Results are based on FastFlowLM v0.9.33.

Under FLM’s default NPU power mode (Performance)

Newer versions may deliver improved performance.

Fine-tuned models show performance comparable to their base models.

Test System 1:

AMD Ryzen™ AI 7 350 (Kraken Point) with 32 GB DRAM; performance is comparable to other Kraken Point systems.

🚀 Decoding Speed (TPS, or Tokens per Second, starting @ different context lengths)

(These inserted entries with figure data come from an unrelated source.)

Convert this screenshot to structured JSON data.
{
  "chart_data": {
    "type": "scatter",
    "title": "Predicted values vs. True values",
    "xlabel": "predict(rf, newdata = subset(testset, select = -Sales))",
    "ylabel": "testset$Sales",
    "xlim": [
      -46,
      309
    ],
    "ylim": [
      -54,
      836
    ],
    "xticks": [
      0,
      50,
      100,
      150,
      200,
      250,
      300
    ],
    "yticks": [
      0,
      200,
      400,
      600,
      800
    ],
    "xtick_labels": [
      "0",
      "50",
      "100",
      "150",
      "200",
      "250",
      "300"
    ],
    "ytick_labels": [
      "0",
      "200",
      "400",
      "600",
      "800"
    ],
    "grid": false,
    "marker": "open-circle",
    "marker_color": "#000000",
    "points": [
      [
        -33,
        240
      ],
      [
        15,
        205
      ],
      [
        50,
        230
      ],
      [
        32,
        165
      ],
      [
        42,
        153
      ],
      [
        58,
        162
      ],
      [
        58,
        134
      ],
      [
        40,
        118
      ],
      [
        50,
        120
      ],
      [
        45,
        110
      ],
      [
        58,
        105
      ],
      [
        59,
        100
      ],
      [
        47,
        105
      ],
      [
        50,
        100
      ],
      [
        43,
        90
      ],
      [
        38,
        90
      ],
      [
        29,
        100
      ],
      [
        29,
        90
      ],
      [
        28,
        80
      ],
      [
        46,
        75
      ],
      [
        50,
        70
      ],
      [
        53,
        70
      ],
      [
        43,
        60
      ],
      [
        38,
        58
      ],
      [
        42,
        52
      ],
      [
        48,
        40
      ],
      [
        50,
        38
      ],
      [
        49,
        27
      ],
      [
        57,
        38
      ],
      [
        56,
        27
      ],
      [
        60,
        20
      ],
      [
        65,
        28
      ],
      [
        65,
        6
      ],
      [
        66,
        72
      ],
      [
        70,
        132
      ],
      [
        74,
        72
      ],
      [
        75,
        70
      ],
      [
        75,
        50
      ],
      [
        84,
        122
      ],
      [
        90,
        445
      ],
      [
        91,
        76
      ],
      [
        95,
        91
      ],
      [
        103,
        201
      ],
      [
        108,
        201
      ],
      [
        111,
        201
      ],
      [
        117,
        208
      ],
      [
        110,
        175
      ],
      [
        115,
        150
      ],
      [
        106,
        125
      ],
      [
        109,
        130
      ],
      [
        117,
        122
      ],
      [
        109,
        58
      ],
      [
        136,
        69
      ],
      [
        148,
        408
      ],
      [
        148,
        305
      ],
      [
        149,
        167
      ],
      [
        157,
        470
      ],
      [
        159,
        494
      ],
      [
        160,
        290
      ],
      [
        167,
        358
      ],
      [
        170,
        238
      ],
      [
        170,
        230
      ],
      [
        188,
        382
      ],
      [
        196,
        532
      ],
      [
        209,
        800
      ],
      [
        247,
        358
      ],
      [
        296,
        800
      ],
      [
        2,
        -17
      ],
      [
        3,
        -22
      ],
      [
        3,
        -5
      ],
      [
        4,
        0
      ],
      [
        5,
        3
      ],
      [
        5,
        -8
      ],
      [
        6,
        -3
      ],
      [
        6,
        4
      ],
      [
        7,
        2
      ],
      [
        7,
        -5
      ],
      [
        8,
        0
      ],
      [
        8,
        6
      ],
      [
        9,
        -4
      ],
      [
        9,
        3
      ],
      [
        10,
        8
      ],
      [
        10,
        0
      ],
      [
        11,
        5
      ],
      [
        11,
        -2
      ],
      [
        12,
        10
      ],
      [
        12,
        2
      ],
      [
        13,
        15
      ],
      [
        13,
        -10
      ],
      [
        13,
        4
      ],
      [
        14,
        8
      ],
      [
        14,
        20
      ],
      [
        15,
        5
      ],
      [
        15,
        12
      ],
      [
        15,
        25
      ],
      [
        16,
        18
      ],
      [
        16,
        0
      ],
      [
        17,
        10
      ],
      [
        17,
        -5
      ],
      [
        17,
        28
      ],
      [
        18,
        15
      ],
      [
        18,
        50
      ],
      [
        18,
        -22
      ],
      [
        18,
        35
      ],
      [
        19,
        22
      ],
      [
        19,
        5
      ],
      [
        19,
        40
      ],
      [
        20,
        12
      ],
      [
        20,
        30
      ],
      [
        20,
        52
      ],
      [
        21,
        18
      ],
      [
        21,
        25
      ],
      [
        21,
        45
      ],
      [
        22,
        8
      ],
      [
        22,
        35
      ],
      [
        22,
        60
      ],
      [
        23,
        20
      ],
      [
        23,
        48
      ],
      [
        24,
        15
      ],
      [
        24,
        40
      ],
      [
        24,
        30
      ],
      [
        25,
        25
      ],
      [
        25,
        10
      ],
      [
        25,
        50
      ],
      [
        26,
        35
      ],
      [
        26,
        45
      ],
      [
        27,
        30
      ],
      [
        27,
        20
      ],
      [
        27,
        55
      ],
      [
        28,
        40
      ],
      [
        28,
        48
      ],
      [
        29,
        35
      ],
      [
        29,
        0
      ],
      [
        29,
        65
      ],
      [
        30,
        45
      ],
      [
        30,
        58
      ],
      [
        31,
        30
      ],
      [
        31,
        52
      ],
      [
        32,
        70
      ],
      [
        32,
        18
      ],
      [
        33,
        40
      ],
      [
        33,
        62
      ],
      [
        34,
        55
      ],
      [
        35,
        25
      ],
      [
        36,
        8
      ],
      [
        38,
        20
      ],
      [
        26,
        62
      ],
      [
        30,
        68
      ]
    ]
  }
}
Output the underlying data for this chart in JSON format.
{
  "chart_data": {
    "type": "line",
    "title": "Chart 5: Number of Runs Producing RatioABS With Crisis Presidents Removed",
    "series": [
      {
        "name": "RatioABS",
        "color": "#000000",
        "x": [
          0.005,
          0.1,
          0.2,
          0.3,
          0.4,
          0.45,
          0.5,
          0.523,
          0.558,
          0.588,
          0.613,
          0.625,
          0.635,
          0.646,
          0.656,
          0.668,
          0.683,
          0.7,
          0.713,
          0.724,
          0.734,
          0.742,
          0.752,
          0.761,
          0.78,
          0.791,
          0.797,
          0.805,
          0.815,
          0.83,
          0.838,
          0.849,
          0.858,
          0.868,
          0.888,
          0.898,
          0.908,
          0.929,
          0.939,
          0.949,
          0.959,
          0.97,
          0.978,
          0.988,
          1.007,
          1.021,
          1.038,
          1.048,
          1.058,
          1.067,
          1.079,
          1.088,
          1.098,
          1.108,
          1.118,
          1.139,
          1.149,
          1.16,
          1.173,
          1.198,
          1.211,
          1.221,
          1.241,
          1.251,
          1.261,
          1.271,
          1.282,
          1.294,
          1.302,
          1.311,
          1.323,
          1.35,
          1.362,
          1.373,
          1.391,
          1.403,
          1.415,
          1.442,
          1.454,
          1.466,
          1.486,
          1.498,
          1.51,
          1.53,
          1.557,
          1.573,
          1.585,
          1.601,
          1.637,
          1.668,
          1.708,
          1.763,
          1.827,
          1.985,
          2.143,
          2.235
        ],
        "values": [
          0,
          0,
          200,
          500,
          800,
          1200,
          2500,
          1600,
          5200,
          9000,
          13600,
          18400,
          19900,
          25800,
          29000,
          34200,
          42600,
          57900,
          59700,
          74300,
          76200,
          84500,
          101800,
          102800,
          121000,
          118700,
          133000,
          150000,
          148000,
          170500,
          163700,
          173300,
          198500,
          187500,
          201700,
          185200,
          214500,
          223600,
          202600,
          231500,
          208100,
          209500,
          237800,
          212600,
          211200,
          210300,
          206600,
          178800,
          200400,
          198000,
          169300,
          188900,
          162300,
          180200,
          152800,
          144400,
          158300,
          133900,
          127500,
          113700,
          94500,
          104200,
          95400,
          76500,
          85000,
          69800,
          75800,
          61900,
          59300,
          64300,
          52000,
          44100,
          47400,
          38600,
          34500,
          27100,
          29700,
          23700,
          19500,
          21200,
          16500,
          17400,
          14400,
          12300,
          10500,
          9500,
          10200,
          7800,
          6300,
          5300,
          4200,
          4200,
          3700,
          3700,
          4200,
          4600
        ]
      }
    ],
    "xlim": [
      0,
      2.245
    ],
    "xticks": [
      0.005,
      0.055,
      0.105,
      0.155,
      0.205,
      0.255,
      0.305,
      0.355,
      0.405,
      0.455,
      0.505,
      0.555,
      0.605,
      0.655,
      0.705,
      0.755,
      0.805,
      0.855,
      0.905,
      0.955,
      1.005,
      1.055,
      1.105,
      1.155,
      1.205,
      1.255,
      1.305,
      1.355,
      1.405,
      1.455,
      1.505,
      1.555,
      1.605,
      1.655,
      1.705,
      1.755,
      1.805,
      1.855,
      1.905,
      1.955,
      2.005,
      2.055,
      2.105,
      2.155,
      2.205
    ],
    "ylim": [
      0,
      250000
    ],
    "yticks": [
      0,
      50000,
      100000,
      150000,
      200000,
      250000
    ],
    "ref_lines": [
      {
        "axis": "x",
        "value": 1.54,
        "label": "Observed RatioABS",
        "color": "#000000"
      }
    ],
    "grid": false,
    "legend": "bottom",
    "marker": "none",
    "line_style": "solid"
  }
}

Model	HW	1k	2k	4k	8k	16k	32k
Qwen2.5-3B-Instruct	NPU (FLM)	23.5	22.5	19.8	16.8	12.5	8.4
Qwen2.5-VL-3B-Instruct	NPU (FLM)	23.5	22.5	19.8	16.8	12.5	8.4

🚀 Prefill Speed (TPS, or Tokens per Second, with different prompt lengths)

Model	HW	1k	2k	4k	8k	16k	32k
Qwen2.5-3B-Instruct	NPU (FLM)	660	809	899	891	741	532
Qwen2.5-VL-3B-Instruct	NPU (FLM)	660	809	899	891	741	532

🚀 Prefill TTFT with Image Input (Seconds)

Prefill time-to-first-token (TTFT) for Qwen2.5-VL-3B-Instruct on NPU (FastFlowLM) with different image resolutions.

Mid Resolution Images:

Model	HW	720p (1280×720)	1080p (1920×1080)
Qwen2.5-VL-3B-Instruct	NPU (FLM)	4.3	7.9

High Resolution Images:

Model	HW	2K (2560×1440)	4K (3840×2160)
Qwen2.5-VL-3B-Instruct	NPU (FLM)	13.3	36.4

This test uses a short prompt: “Describe this image.”